2. Der Kläger hat auch keinen Anspruch auf Feststellung eines Abschiebungsverbotes nach § 60 Abs. 5 oder Abs. 7 Satz 1 AufenthG, weil es auch dafür an den Voraussetzungen fehlt.
a) Nach § 60 Abs. 5 AufenthG darf ein Ausländer nicht abgeschoben werden, soweit eine Abschiebung nach den Bestimmungen der Europäischen Menschenrechtskonvention (EMRK) unzulässig ist. Ein solches Abschiebungsverbot ergibt sich hier nicht aus der nach den eingeführten Erkenntnismitteln unzureichenden Versorgungslage in Somalia. Einschlägig ist hier das Verbot der Folter und der unmenschlichen oder erniedrigenden Behandlung des Art. 3 EMRK. Denn die Abschiebung durch einen Konventionsstaat kann dessen Verantwortlichkeit auch dann begründen, wenn es ernsthafte und stichhaltige Gründe dafür gibt, dass der Betroffene dadurch tatsächlich Gefahr läuft, im Aufnahmeland einer Art. 3 EMRK widersprechenden Behandlung ausgesetzt zu werden (EGMR, U.v. 12.1.2016 – Nr. 13442/08 [A.G.R./Niederlande] – NVwZ 2017, 293; U.v. 5.9.2013 – Nr. 886/11 [K.A.B./Schweden] – Rn. 68; U.v. 28.2.2008 – Nr. 37201/06 [Saadi/Italien] – NVwZ 2008, 1330 Rn. 125; ebenso BVerwG, U.v. 31.1.2013 – 10 C 15.12 – juris Rn. 23 m.w.N.). Allerdings folgt aus der EMRK kein Recht auf Verbleib in einem Konventionsstaat, um dort weiter medizinische, soziale oder andere Hilfe und Unterstützung zu erhalten.
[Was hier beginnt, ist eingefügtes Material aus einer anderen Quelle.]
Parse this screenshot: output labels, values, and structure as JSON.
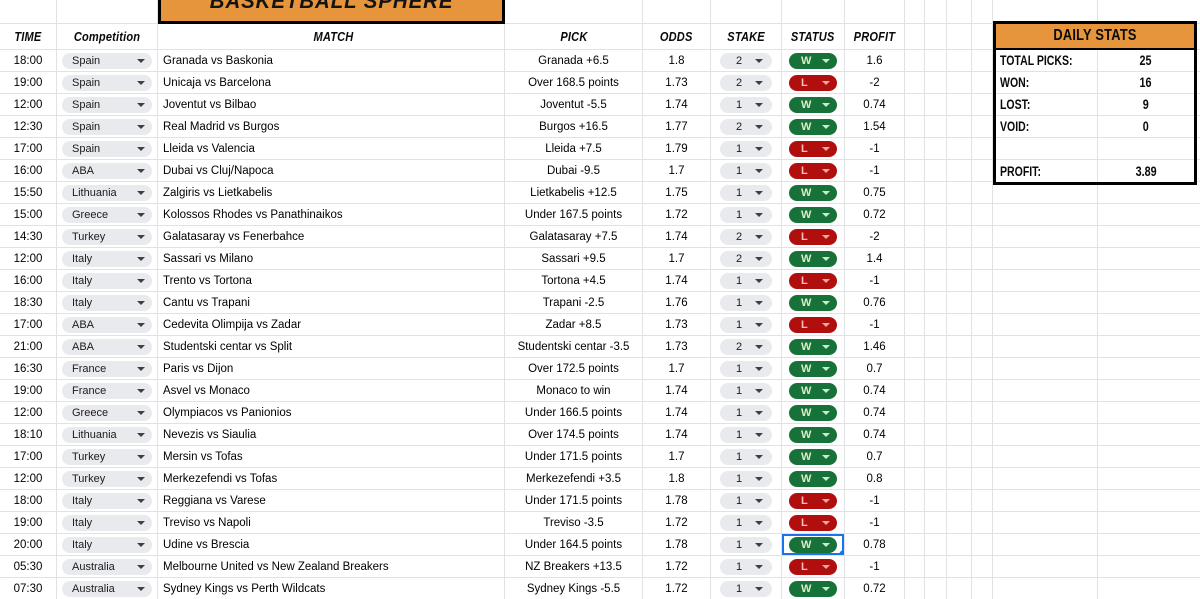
{
  "banner": {
    "title": "BASKETBALL SPHERE"
  },
  "colors": {
    "accent_orange": "#E6953C",
    "win_chip_bg": "#177239",
    "win_chip_text": "#DCEBC8",
    "loss_chip_bg": "#B10E0E",
    "loss_chip_text": "#F6C1BB",
    "gray_chip_bg": "#E8EAED",
    "selection_blue": "#1A73E8",
    "gridline": "#E0E2E4"
  },
  "table": {
    "headers": {
      "time": "TIME",
      "competition": "Competition",
      "match": "MATCH",
      "pick": "PICK",
      "odds": "ODDS",
      "stake": "STAKE",
      "status": "STATUS",
      "profit": "PROFIT"
    },
    "rows": [
      {
        "time": "18:00",
        "competition": "Spain",
        "match": "Granada vs Baskonia",
        "pick": "Granada +6.5",
        "odds": "1.8",
        "stake": "2",
        "status": "W",
        "profit": "1.6"
      },
      {
        "time": "19:00",
        "competition": "Spain",
        "match": "Unicaja vs Barcelona",
        "pick": "Over 168.5 points",
        "odds": "1.73",
        "stake": "2",
        "status": "L",
        "profit": "-2"
      },
      {
        "time": "12:00",
        "competition": "Spain",
        "match": "Joventut vs Bilbao",
        "pick": "Joventut -5.5",
        "odds": "1.74",
        "stake": "1",
        "status": "W",
        "profit": "0.74"
      },
      {
        "time": "12:30",
        "competition": "Spain",
        "match": "Real Madrid vs Burgos",
        "pick": "Burgos +16.5",
        "odds": "1.77",
        "stake": "2",
        "status": "W",
        "profit": "1.54"
      },
      {
        "time": "17:00",
        "competition": "Spain",
        "match": "Lleida vs Valencia",
        "pick": "Lleida +7.5",
        "odds": "1.79",
        "stake": "1",
        "status": "L",
        "profit": "-1"
      },
      {
        "time": "16:00",
        "competition": "ABA",
        "match": "Dubai vs Cluj/Napoca",
        "pick": "Dubai -9.5",
        "odds": "1.7",
        "stake": "1",
        "status": "L",
        "profit": "-1"
      },
      {
        "time": "15:50",
        "competition": "Lithuania",
        "match": "Zalgiris vs Lietkabelis",
        "pick": "Lietkabelis +12.5",
        "odds": "1.75",
        "stake": "1",
        "status": "W",
        "profit": "0.75"
      },
      {
        "time": "15:00",
        "competition": "Greece",
        "match": "Kolossos Rhodes vs Panathinaikos",
        "pick": "Under 167.5 points",
        "odds": "1.72",
        "stake": "1",
        "status": "W",
        "profit": "0.72"
      },
      {
        "time": "14:30",
        "competition": "Turkey",
        "match": "Galatasaray vs Fenerbahce",
        "pick": "Galatasaray +7.5",
        "odds": "1.74",
        "stake": "2",
        "status": "L",
        "profit": "-2"
      },
      {
        "time": "12:00",
        "competition": "Italy",
        "match": "Sassari vs Milano",
        "pick": "Sassari +9.5",
        "odds": "1.7",
        "stake": "2",
        "status": "W",
        "profit": "1.4"
      },
      {
        "time": "16:00",
        "competition": "Italy",
        "match": "Trento vs Tortona",
        "pick": "Tortona +4.5",
        "odds": "1.74",
        "stake": "1",
        "status": "L",
        "profit": "-1"
      },
      {
        "time": "18:30",
        "competition": "Italy",
        "match": "Cantu vs Trapani",
        "pick": "Trapani -2.5",
        "odds": "1.76",
        "stake": "1",
        "status": "W",
        "profit": "0.76"
      },
      {
        "time": "17:00",
        "competition": "ABA",
        "match": "Cedevita Olimpija vs Zadar",
        "pick": "Zadar +8.5",
        "odds": "1.73",
        "stake": "1",
        "status": "L",
        "profit": "-1"
      },
      {
        "time": "21:00",
        "competition": "ABA",
        "match": "Studentski centar vs Split",
        "pick": "Studentski centar -3.5",
        "odds": "1.73",
        "stake": "2",
        "status": "W",
        "profit": "1.46"
      },
      {
        "time": "16:30",
        "competition": "France",
        "match": "Paris vs Dijon",
        "pick": "Over 172.5 points",
        "odds": "1.7",
        "stake": "1",
        "status": "W",
        "profit": "0.7"
      },
      {
        "time": "19:00",
        "competition": "France",
        "match": "Asvel vs Monaco",
        "pick": "Monaco to win",
        "odds": "1.74",
        "stake": "1",
        "status": "W",
        "profit": "0.74"
      },
      {
        "time": "12:00",
        "competition": "Greece",
        "match": "Olympiacos vs Panionios",
        "pick": "Under 166.5 points",
        "odds": "1.74",
        "stake": "1",
        "status": "W",
        "profit": "0.74"
      },
      {
        "time": "18:10",
        "competition": "Lithuania",
        "match": "Nevezis vs Siaulia",
        "pick": "Over 174.5 points",
        "odds": "1.74",
        "stake": "1",
        "status": "W",
        "profit": "0.74"
      },
      {
        "time": "17:00",
        "competition": "Turkey",
        "match": "Mersin vs Tofas",
        "pick": "Under 171.5 points",
        "odds": "1.7",
        "stake": "1",
        "status": "W",
        "profit": "0.7"
      },
      {
        "time": "12:00",
        "competition": "Turkey",
        "match": "Merkezefendi vs Tofas",
        "pick": "Merkezefendi +3.5",
        "odds": "1.8",
        "stake": "1",
        "status": "W",
        "profit": "0.8"
      },
      {
        "time": "18:00",
        "competition": "Italy",
        "match": "Reggiana vs Varese",
        "pick": "Under 171.5 points",
        "odds": "1.78",
        "stake": "1",
        "status": "L",
        "profit": "-1"
      },
      {
        "time": "19:00",
        "competition": "Italy",
        "match": "Treviso vs Napoli",
        "pick": "Treviso -3.5",
        "odds": "1.72",
        "stake": "1",
        "status": "L",
        "profit": "-1"
      },
      {
        "time": "20:00",
        "competition": "Italy",
        "match": "Udine vs Brescia",
        "pick": "Under 164.5 points",
        "odds": "1.78",
        "stake": "1",
        "status": "W",
        "profit": "0.78",
        "selected": true
      },
      {
        "time": "05:30",
        "competition": "Australia",
        "match": "Melbourne United vs New Zealand Breakers",
        "pick": "NZ Breakers +13.5",
        "odds": "1.72",
        "stake": "1",
        "status": "L",
        "profit": "-1"
      },
      {
        "time": "07:30",
        "competition": "Australia",
        "match": "Sydney Kings vs Perth Wildcats",
        "pick": "Sydney Kings -5.5",
        "odds": "1.72",
        "stake": "1",
        "status": "W",
        "profit": "0.72"
      }
    ]
  },
  "daily_stats": {
    "title": "DAILY STATS",
    "items": [
      {
        "label": "TOTAL PICKS:",
        "value": "25"
      },
      {
        "label": "WON:",
        "value": "16"
      },
      {
        "label": "LOST:",
        "value": "9"
      },
      {
        "label": "VOID:",
        "value": "0"
      },
      {
        "label": "",
        "value": ""
      },
      {
        "label": "PROFIT:",
        "value": "3.89"
      }
    ]
  },
  "selection": {
    "row": 23,
    "column": "status"
  }
}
Der Umstand, dass im Falle einer Aufenthaltsbeendigung die Lage des Betroffenen einschließlich seiner Lebenserwartung erheblich beeinträchtigt würde, reicht allein nicht aus, um einen Verstoß gegen Art. 3 EMRK anzunehmen. Anderes kann nur in besonderen Ausnahmefällen gelten, in denen humanitäre Gründe der Aufenthaltsbeendigung zwingend entgegenstehen, wobei solche humanitären Gründe auch in einer völlig unzureichenden Versorgungslage begründet sein können (BVerwG, U.v. 31.1.2013 – 10 C 15.12 – juris Rn. 23 ff. unter Verweis auf EGMR, U.v. 28.5.2008 – Nr. 26565/05 [N./Vereinigtes Königreich] – NVwZ 2008, 1334 Rn. 42; U.v. 28.6.2011 – Nr. 8319/07 [Sufi u. Elmi/Vereinigtes Königreich] – NVwZ 2012, 681; ebenso BayVGH, U.v. 21.11.2014 – 13a B 14.30284 – juris Rn. 17 f.).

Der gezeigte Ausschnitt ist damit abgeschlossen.